Everyday strategies for teachers in 2021

We’re in the third month of the year already! Time flies… when you are having fun, or not. The choice is yours, as the saying goes.

In a previous Teachers’ Blog (January 2021) it was emphasised that ‘The more prepared you are and the more you strategise, the more control you will have over what happens in your classroom, and throughout the academic year’.

The feedback from teachers after having read 4 Strategies to start the new school year right (refresh your memory here) was thought-provoking and downright inspirational.

Take a moment to ponder this:

Norman Davies responded to the closing statement: Make the following your mantra: The future of the world is in my classroom today in the January Teachers’ Blog, by saying: 

Somewhere among our students are future giants in their chosen fields. Will they be obsessed with success and riches, or will they make meaningful change for the poor of our world?

This is something to keep in the back of your mind as you stand in front of your classroom. As a teacher you plant seeds every single day, with the thoughts you think, the words you speak and the actions you take.

Their wisdom and work experience led teachers to suggest more strategies to help the year run smoothly:

1. Create a learning dialogue

According to Norman Davies, our teaching goals often remain the same but the road to them has changed. We still want to cover the curriculum, prepare our Grade 12s for final exams, develop skills, alert students to social ills that need resolving, instil curiosity in the natural world, etc. But how to get there has changed, perhaps forever.

It is thus important to ensure that you are also talking (and writing) to learners about how to learn in this new environment.

Make mention of:

  • The role of attendance in high-school success i.e. be present, even online
  • How a parent/family member can help meet the learner’s goals, e.g. checking homework, securing the learner’s electronic devices overnight and encouraging good attendance
  • The way high schools compile grades in each subject, and how matric assessment marks work
  • The importance of passing all your subjects in high school
  • The benefits of asking older learners to write advice to younger learners on how to manage their high school experience

2. Rethink the way you do things in the classroom

Norman Davies is also of the opinion that given that the road has changed, many of the things teachers do have become redundant; they just don’t fit this new normal.

Online teaching is here to stay, in different formats depending on what the reality of the time demands.

Yet teachers still have to invent how to reach their goals. Habiel Adams feels that teachers have to spend much more time planning, communicating and problem-solving, and also have to learn new skill sets.

Make sure you know exactly what is expected of you in the ‘new normal’, adds Mariechen.
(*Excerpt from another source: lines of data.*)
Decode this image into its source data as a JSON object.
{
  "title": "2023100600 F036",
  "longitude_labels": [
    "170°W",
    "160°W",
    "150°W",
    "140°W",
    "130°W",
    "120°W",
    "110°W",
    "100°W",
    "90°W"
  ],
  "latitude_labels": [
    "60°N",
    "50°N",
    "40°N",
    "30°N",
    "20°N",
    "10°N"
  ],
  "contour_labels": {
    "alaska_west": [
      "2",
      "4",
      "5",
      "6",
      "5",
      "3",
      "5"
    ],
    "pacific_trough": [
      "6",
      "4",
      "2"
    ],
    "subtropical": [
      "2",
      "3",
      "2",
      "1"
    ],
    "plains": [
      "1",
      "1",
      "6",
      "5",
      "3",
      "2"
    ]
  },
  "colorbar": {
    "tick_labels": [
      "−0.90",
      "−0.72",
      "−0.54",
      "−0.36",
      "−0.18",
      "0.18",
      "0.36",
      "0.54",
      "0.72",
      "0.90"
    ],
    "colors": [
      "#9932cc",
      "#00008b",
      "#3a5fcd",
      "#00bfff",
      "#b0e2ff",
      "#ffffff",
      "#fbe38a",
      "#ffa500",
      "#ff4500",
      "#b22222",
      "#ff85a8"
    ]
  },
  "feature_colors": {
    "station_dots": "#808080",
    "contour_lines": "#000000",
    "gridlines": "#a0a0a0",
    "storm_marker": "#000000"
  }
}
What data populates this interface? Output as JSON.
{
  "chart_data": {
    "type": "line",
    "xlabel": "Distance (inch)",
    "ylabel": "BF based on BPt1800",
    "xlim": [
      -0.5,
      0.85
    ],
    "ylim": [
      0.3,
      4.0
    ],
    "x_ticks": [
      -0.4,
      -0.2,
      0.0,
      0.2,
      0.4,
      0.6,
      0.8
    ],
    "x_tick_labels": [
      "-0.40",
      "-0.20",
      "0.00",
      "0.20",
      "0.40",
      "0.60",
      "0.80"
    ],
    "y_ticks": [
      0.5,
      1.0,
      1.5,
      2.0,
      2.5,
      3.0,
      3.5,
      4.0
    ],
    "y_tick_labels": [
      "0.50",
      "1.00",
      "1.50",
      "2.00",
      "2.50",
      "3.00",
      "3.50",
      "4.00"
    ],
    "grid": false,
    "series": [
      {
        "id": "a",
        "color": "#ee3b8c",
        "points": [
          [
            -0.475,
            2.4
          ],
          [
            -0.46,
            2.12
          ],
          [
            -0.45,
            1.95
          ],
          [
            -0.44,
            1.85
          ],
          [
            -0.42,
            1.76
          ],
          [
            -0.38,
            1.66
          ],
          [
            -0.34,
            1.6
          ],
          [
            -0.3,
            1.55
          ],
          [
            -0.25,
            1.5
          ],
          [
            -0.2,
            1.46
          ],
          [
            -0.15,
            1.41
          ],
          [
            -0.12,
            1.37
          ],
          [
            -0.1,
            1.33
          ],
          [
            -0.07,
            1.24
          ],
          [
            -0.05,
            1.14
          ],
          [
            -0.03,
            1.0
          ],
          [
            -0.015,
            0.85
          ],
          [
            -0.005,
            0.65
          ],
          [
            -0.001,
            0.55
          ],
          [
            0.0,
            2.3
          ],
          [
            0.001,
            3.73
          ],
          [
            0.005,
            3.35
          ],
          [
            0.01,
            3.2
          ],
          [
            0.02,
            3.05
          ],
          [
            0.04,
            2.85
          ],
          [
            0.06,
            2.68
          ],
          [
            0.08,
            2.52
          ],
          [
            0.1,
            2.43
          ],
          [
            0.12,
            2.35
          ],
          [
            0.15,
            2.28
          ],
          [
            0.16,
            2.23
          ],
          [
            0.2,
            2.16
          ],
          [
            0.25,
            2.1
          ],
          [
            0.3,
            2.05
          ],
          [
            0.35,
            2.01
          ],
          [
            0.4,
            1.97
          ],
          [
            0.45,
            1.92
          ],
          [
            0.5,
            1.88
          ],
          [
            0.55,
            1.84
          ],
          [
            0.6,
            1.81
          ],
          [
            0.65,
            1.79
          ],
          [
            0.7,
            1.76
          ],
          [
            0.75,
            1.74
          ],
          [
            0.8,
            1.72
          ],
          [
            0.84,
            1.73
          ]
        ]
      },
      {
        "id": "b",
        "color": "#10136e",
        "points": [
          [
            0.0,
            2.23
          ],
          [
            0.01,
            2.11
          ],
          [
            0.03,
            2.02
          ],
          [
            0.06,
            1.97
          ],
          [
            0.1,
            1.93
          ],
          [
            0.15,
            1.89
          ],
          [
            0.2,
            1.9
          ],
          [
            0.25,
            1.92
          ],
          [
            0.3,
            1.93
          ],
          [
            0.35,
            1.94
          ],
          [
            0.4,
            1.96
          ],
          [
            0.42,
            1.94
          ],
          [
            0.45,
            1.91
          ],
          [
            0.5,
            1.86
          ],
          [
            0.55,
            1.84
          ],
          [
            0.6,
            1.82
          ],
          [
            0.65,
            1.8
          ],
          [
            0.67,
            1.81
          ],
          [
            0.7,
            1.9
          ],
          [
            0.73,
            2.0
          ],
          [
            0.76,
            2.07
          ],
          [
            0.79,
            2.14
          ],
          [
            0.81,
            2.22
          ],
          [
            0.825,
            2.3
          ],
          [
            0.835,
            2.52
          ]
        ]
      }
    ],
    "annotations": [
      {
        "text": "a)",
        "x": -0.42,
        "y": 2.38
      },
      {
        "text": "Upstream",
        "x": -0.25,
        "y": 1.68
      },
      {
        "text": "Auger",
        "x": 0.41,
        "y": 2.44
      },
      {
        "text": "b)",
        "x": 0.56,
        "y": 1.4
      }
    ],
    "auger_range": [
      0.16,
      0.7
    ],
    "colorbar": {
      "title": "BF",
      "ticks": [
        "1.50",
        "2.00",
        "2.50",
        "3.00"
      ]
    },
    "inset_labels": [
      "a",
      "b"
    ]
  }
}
Forewarned is forearmed.

Study the revised Annual Teaching Plan documents thoroughly – including assessment schedules – so that you know what your new rhythm and goals should be.

3. Set short-term goals

There is a place – and specific reasons – for long-term and short-term goals.

As many aspects of this academic year remain uncertain, it is even more important to set short-term goals, writes Mariechen Vermeulen.

Compile a list of short, achievable goals on a week-to-week basis, advises Susan Marais. These goals will aid your lesson planning and classroom functionality. It will also help you to feel in control and will keep you motivated to move forward.

Remember the fun saying: You can only eat an elephant one bite at a time! Both Susan Marais and Mariechen Vermeulen agree on this!